Scripture Reading for the Sixth Sunday of Easter
Posted on 10. May, 2012
Two of today’s readings are from St John, whose gospel is seen by commentators from the beginning of the Christian era as having pride of place in the whole of sacred scripture, principally because of its insistence on grace, on the love of God, on eternal redemption being purely and freely a gift to us from God. Tradition has it that John lived to a great age, such that he had to be carried each Sunday into the place where the Christian community at Ephesus gathered to celebrate the Blessed Eucharist. Because of the veneration in which he was held, he was invariably asked to address the little congregation, and invariably he spoke about the love of God, to the extent that even these devout and committed early Christians grew a little weary of the same recurring theme. John, however, took little heed of their requests for a change of subject. He persisted in his refusal to speak about anything else, because for him the central theme of the whole Christian message was enshrined in the love of God. “We believe in love,” was the motto of those who were in full agreement with John.
This could easily have become an empty slogan, were it not that John had stated clearly what he meant by love, and our attention is drawn to it in today’s second reading. “This is the love I mean: not our love for God, but God’s love for us, when he sent his Son to be the sacrifice that takes our sins away.” The tremendous truth about God is not that he loves us or that he is a loving or lovable being, but rather that, in himself, he is the act itself of love. This means, moreover, that God by his nature gives and shares of his inner self. It also means that those who receive the gift of God’s love must mirror God’s sharing also. God’s love was such as to impel him to give his only Son so that we might have life through him. And God shows no partiality or preference in the way he loves. The merits of his Son are available to all without distinction of any kind, provided they have faith and really desire to be of one mind with Jesus.
At first Israel was chosen by God, not for its own sake, but that it might bring before all people the revelation of the love of God, especially as shown in the person of his divine Son. We too have been chosen and commissioned, to “go out and bear fruit, fruit that will last” (Jn 15:16). Each of us can truly say: God’s love brought me into being, it sustains me, it will never let me down. God is concerned about me. He reads my thoughts, my emotions, my desires. He knows my joys, my sorrows, my weaknesses, my strengths. He is close to me in times of laughter or of tears, in illness or in health.
I am quite incapable of loving myself to the same degree that God loves me. God is even closer to me than I am to myself. Through the prophet Isaiah (49:16) God addresses to me the consoling words, “See upon the palm of my hand I have written your name.” Indeed, in the person of Jesus, God, as it were, reaches out to us with two hands – the one extended in forgiveness which saves us from being engulfed here and now in our evil ways, the other casting a ray of light beyond the portals of death, reminding us that as God raised Christ from the. dead, so he will redeem us too, when we have completed our earthly existence. That we are able to grasp those hands of God extended to us, that we are able to cling to them steadfastly, is more a gift of God’s grace that our own accomplishment. No amount of self-pruning, of teeth-gritting human striving, will bring us any closer to God.

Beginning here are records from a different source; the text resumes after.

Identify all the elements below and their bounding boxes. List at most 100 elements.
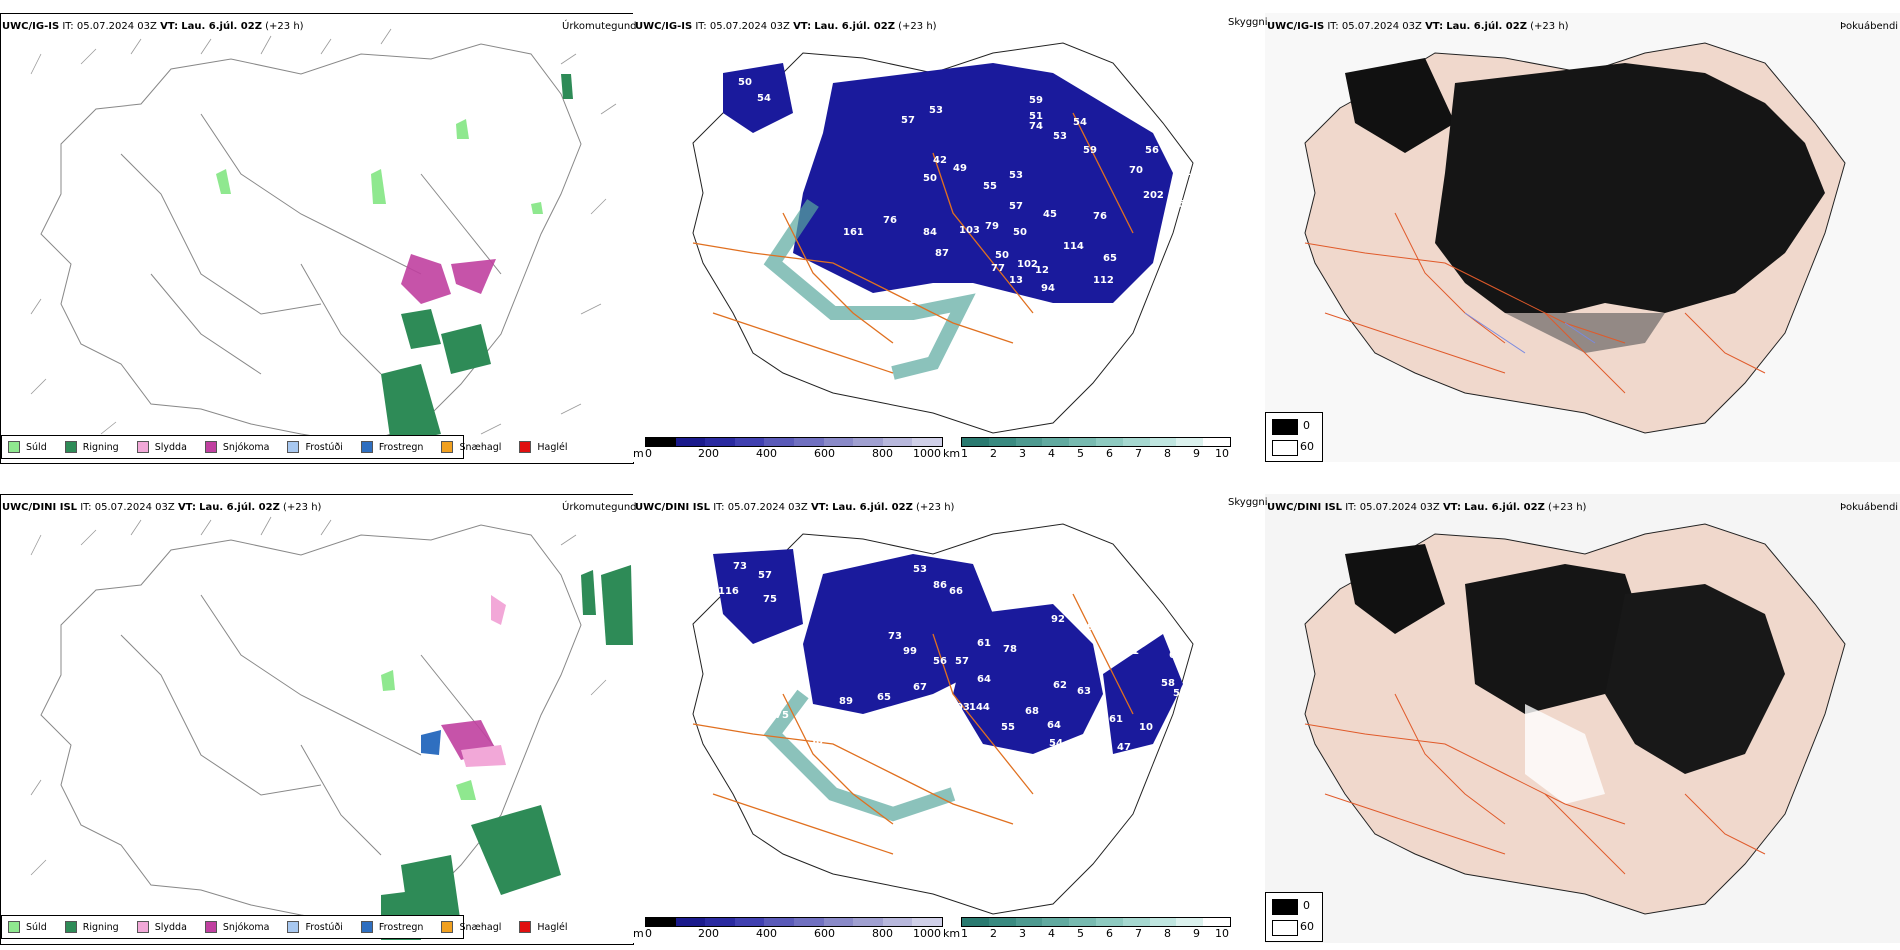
fog-map-row2: [1265, 494, 1900, 943]
fog-legend-label: 0: [1303, 899, 1310, 912]
precip-panel-label-row2: Úrkomutegund: [562, 502, 637, 513]
fog-legend-swatch: [1272, 899, 1298, 915]
cloud-label: 65: [1103, 253, 1117, 264]
cloud-label: 103: [959, 225, 980, 236]
legend-item-snjokoma: Snjókoma: [204, 921, 269, 933]
fog-panel-row2: [1265, 494, 1900, 943]
precip-panel-label-row1: Úrkomutegund: [562, 21, 637, 32]
fog-map-row1: [1265, 13, 1900, 462]
cloud-value-labels-row1: 50 54 56 100 57 53 59 51 53 54 42 49 50 …: [738, 77, 1191, 320]
cloud-label: 46: [1171, 199, 1185, 210]
precip-areas-row1: [216, 74, 573, 444]
cloud-label: 20: [1121, 606, 1135, 617]
cloud-label: 78: [1003, 644, 1017, 655]
fog-panel-label-row2: Þokuábendi: [1840, 502, 1899, 513]
cloud-label: 53: [1009, 170, 1023, 181]
cloud-panel-label-row2: Skyggni: [1228, 497, 1268, 508]
cloud-label: 68: [1025, 706, 1039, 717]
precip-legend-row2: Súld Rigning Slydda Snjókoma Frostúði Fr…: [1, 915, 568, 939]
cloud-label: 112: [1093, 275, 1114, 286]
cloudbase-tick: 0: [645, 927, 652, 940]
cloud-label: 59: [1029, 95, 1043, 106]
cloud-label: 73: [733, 561, 747, 572]
visibility-tick: 3: [1019, 927, 1026, 940]
cloud-label: 73: [888, 631, 902, 642]
visibility-tick: 2: [990, 927, 997, 940]
cloud-value-labels-row2: 73 57 75 53 86 66 94 123 92 85 93 20 91 …: [718, 561, 1187, 787]
visibility-tick: 4: [1048, 447, 1055, 460]
visibility-tick: 5: [1077, 447, 1084, 460]
cloud-label: 63: [1077, 686, 1091, 697]
cloud-label: 144: [969, 702, 990, 713]
cloud-label: 59: [1083, 145, 1097, 156]
cloud-label: 76: [883, 215, 897, 226]
cloudbase-tick: 200: [698, 927, 719, 940]
cloudbase-bar: [645, 917, 943, 927]
cloud-label: 89: [839, 696, 853, 707]
cloud-label: 76: [1093, 211, 1107, 222]
legend-item-frostregn: Frostregn: [360, 921, 423, 933]
cloud-title-row2: UWC/DINI ISL IT: 05.07.2024 03Z VT: Lau.…: [635, 502, 955, 513]
fog-panel-row1: [1265, 13, 1900, 462]
legend-item-snaehagl: Snæhagl: [441, 441, 501, 453]
cloud-label: 91: [1125, 646, 1139, 657]
cloud-label: 10: [1139, 722, 1153, 733]
cloud-label: 49: [953, 163, 967, 174]
cloud-label: 14: [908, 295, 922, 306]
cloud-label: 53: [1053, 131, 1067, 142]
fog-legend-swatch: [1272, 419, 1298, 435]
cloudbase-tick: 800: [872, 927, 893, 940]
cloud-label: 47: [1117, 742, 1131, 753]
cloudbase-bar: [645, 437, 943, 447]
cloud-panel-row2: 73 57 75 53 86 66 94 123 92 85 93 20 91 …: [633, 494, 1265, 943]
visibility-tick: 3: [1019, 447, 1026, 460]
visibility-tick: 6: [1106, 927, 1113, 940]
cloud-label: 54: [1049, 738, 1063, 749]
legend-item-haglel: Haglél: [519, 441, 568, 453]
cloud-label: 57: [901, 115, 915, 126]
visibility-tick: 6: [1106, 447, 1113, 460]
cloud-label: 100: [741, 155, 762, 166]
visibility-unit: km: [943, 447, 961, 460]
cloud-label: 65: [877, 692, 891, 703]
cloud-label: 64: [977, 674, 991, 685]
cloud-label: 56: [1145, 145, 1159, 156]
cloud-panel-row1: 50 54 56 100 57 53 59 51 53 54 42 49 50 …: [633, 13, 1265, 462]
cloud-label: 62: [1053, 680, 1067, 691]
cloud-label: 53: [913, 564, 927, 575]
cloud-label: 114: [1063, 241, 1084, 252]
cloudbase-tick: 600: [814, 447, 835, 460]
cloud-label: 86: [933, 580, 947, 591]
legend-item-rigning: Rigning: [64, 441, 119, 453]
cloud-label: 93: [1087, 622, 1101, 633]
legend-item-haglel: Haglél: [519, 921, 568, 933]
fog-title-row1: UWC/IG-IS IT: 05.07.2024 03Z VT: Lau. 6.…: [1267, 21, 1569, 32]
cloud-label: 61: [977, 638, 991, 649]
cloud-label: 79: [985, 221, 999, 232]
cloud-label: 68: [1087, 762, 1101, 773]
visibility-tick: 2: [990, 447, 997, 460]
cloud-label: 125: [1058, 305, 1079, 316]
cloud-label: 70: [1129, 165, 1143, 176]
cloudbase-tick: 0: [645, 447, 652, 460]
cloud-label: 74: [1029, 121, 1043, 132]
precip-title-row2: UWC/DINI ISL IT: 05.07.2024 03Z VT: Lau.…: [2, 502, 322, 513]
cloud-label: 123: [1039, 592, 1060, 603]
cloud-label: 58: [1081, 309, 1095, 320]
legend-item-sudl: Súld: [8, 921, 47, 933]
fog-legend-swatch: [1272, 440, 1298, 456]
visibility-tick: 4: [1048, 927, 1055, 940]
cloud-panel-label-row1: Skyggni: [1228, 17, 1268, 28]
cloud-label: 54: [757, 93, 771, 104]
cloud-label: 103: [949, 702, 970, 713]
precip-map-row2: [30, 516, 633, 940]
cloud-label: 50: [995, 250, 1009, 261]
cloud-label: 55: [983, 181, 997, 192]
cloud-label: 92: [1051, 614, 1065, 625]
cloud-label: 67: [913, 682, 927, 693]
precip-panel-row2: [0, 494, 634, 945]
visibility-tick: 7: [1135, 447, 1142, 460]
cloud-label: 54: [1073, 117, 1087, 128]
cloud-label: 102: [1017, 259, 1038, 270]
cloud-label: 75: [775, 710, 789, 721]
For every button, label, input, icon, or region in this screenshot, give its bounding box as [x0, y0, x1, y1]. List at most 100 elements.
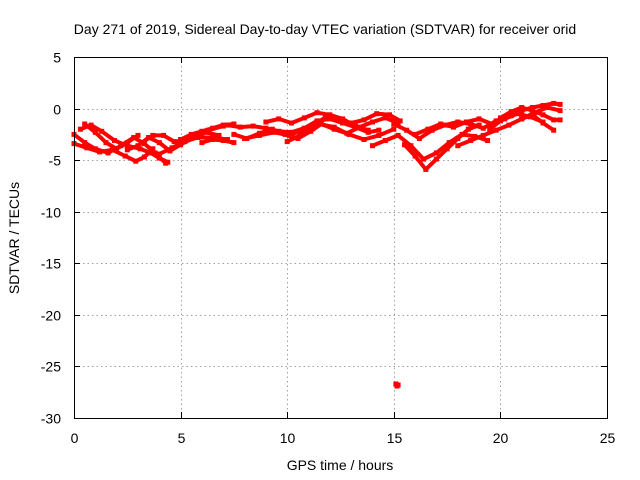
- data-point: [84, 145, 90, 151]
- data-point: [263, 119, 269, 125]
- y-tick-label: 0: [53, 102, 61, 118]
- data-point: [455, 143, 461, 149]
- y-tick-label: -5: [49, 153, 62, 169]
- data-point: [395, 382, 401, 388]
- data-point: [429, 127, 435, 133]
- data-point: [444, 146, 450, 152]
- data-point: [335, 116, 341, 122]
- data-point: [301, 115, 307, 121]
- x-tick-label: 20: [493, 430, 509, 446]
- data-point: [506, 122, 512, 128]
- data-point: [231, 140, 237, 146]
- data-layer: [71, 100, 563, 389]
- data-point: [225, 122, 230, 128]
- data-point: [557, 101, 563, 107]
- data-point: [519, 105, 525, 110]
- data-point: [416, 136, 422, 141]
- data-point: [391, 121, 397, 127]
- data-point: [124, 140, 130, 146]
- data-point: [103, 140, 109, 146]
- series-track-9: [199, 137, 237, 146]
- data-point: [361, 117, 367, 123]
- data-point: [314, 118, 320, 124]
- data-point: [493, 127, 499, 133]
- series-line: [285, 111, 403, 144]
- grid-layer: [74, 57, 607, 418]
- data-point: [92, 129, 98, 135]
- data-point: [152, 150, 158, 156]
- data-point: [557, 108, 563, 114]
- data-point: [269, 126, 275, 132]
- series-track-15: [370, 131, 491, 162]
- x-tick-label: 5: [178, 430, 186, 446]
- data-point: [133, 158, 139, 164]
- data-point: [99, 128, 105, 134]
- data-point: [165, 159, 171, 165]
- data-point: [82, 121, 88, 127]
- data-point: [188, 131, 194, 137]
- series-line: [199, 137, 236, 145]
- chart-title: Day 271 of 2019, Sidereal Day-to-day VTE…: [74, 21, 576, 37]
- y-tick-label: -15: [41, 256, 61, 272]
- data-point: [323, 114, 329, 120]
- data-point: [485, 138, 491, 143]
- data-point: [412, 131, 418, 137]
- data-point: [135, 143, 141, 149]
- data-point: [433, 150, 439, 156]
- data-point: [376, 127, 382, 133]
- data-point: [112, 138, 117, 143]
- y-tick-label: -20: [41, 308, 61, 324]
- data-point: [433, 156, 439, 162]
- x-tick-label: 15: [387, 430, 403, 446]
- data-point: [404, 127, 410, 133]
- data-point: [210, 137, 216, 142]
- data-point: [361, 137, 367, 142]
- data-point: [156, 155, 162, 161]
- data-point: [540, 120, 546, 126]
- x-tick-label: 0: [71, 430, 79, 446]
- data-point: [519, 108, 525, 114]
- series-track-21: [497, 105, 563, 123]
- data-point: [423, 166, 429, 172]
- data-point: [468, 121, 474, 127]
- data-point: [529, 108, 535, 114]
- series-line: [370, 132, 490, 162]
- data-point: [276, 116, 282, 122]
- data-point: [519, 116, 525, 122]
- data-point: [286, 132, 292, 138]
- data-point: [425, 126, 431, 132]
- data-point: [382, 138, 388, 143]
- x-tick-label: 10: [280, 430, 296, 446]
- plot-frame: [74, 57, 608, 419]
- data-point: [540, 103, 546, 108]
- data-point: [195, 135, 201, 140]
- data-point: [463, 119, 469, 125]
- data-point: [551, 127, 557, 133]
- data-point: [365, 127, 371, 133]
- data-point: [529, 105, 535, 110]
- data-point: [301, 126, 307, 132]
- data-point: [137, 146, 143, 152]
- data-point: [109, 147, 115, 153]
- data-point: [161, 132, 166, 138]
- data-point: [544, 105, 550, 110]
- data-point: [327, 112, 333, 118]
- series-outlier: [393, 381, 401, 389]
- data-point: [105, 150, 111, 156]
- y-axis-label: SDTVAR / TECUs: [6, 182, 22, 294]
- data-point: [487, 126, 493, 132]
- data-point: [284, 139, 290, 145]
- data-point: [370, 143, 375, 149]
- data-point: [150, 132, 156, 138]
- data-point: [199, 140, 205, 146]
- data-point: [97, 149, 103, 155]
- x-tick-label: 25: [600, 430, 616, 446]
- data-point: [455, 136, 461, 141]
- data-point: [551, 117, 557, 123]
- data-point: [529, 112, 535, 118]
- data-point: [220, 138, 226, 143]
- data-point: [231, 131, 237, 137]
- data-point: [242, 136, 248, 141]
- data-point: [122, 153, 128, 159]
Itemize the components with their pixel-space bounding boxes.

But if we try and go through life in the steady conviction that God’s loving care is drawing us, watching over us, then we will cease to worry about our own happiness, about what we even regard as perfection, what we would like ourselves to be when we come before God. Strange as it may seem, faith in God’s love for us frees us from all kinds of inner striving and pressure, and yet at the same time brings us to a closer and more complete commitment to God. If, day after day, we know ourselves as loved by God, then all that will matter will be his love, his will, God himself.
“There are three things that last,” St Paul tells us, “faith, hope and love; and the greatest of these is love” (1 Cor 13:13). For coming into the presence of God, faith will give way to vision, hope will be replaced by attainment, but love will continue to be bestowed and cherished for all eternity.